In a new study, researchers found that psychological well-being at 52 years was prospectively associated with cognitive function at 69 years.
The research was conducted by a team at the Tokyo Metropolitan Institute of Medical Science.
People around the world are living longer, and dementia has consequently become recognized as a public health priority in many countries.
A previous study collated a large body of medical research evidence that aims to address the dementia epidemic and the following challenges for health and social care.
It is estimated that as much as 35% of dementia cases could be prevented by targeting nine modifiable risk factors.
However, relatively little is known about psychological well-being in this context.
In the study, the team analyzed data in women from the British 1946 birth cohort in the Medical Research Council’s National Survey of Health and Development.
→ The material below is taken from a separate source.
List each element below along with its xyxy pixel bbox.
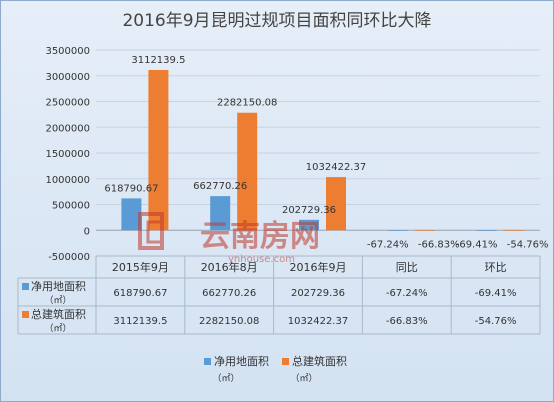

They found that there was a strong link between greater personal growth and lower self-acceptance at 52 years, and better cognition at 69 years.
This association is adequately robust to control for childhood cognitive ability, physical activity, and other variables among nine modifiable risk factors.
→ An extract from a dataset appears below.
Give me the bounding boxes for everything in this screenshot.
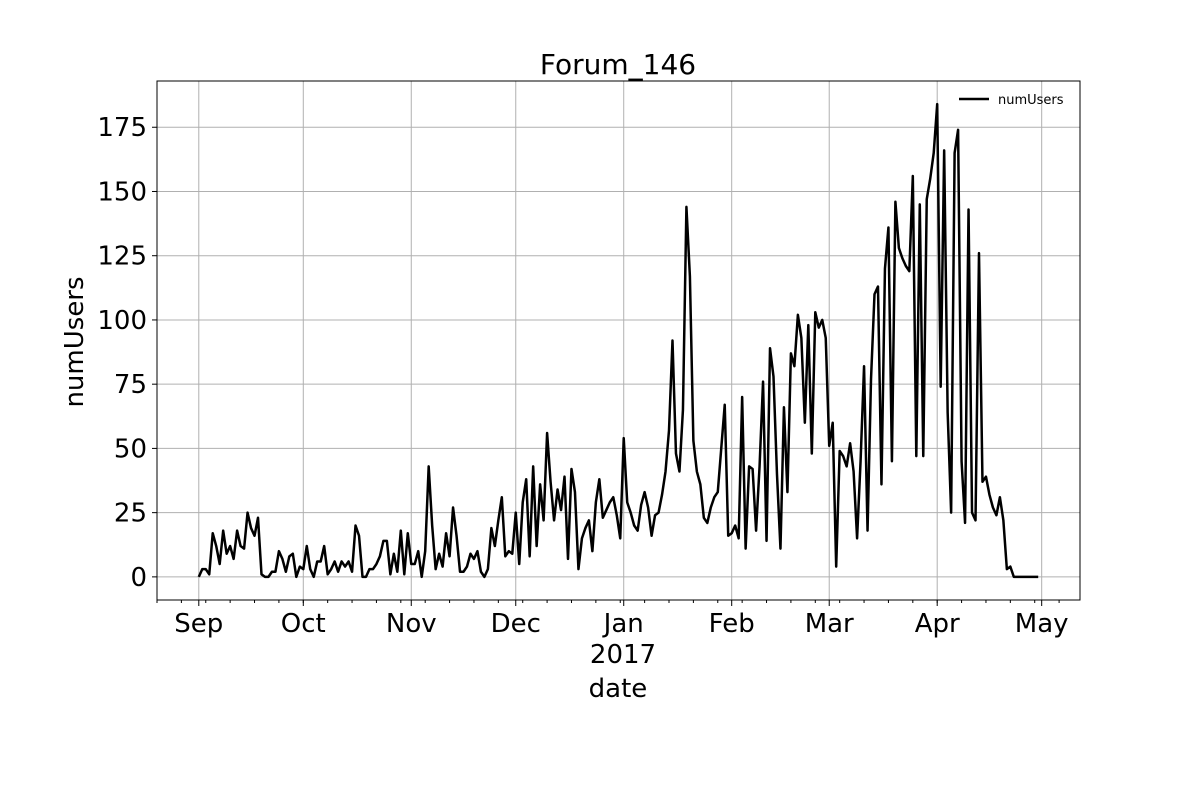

Recent studies have suggested that specific domains of psychological well-being, including negative affect, positive affect, and purpose in life, are related to cognitive function in older adults.
The present study would add new implications to the risk reduction messages by more attention to the health promotion of middle-aged women who face midlife crises.
The lead author of the study is Miharu Nakanishi, Chief Researcher.
The study is published in the Journal of Alzheimer’s Disease.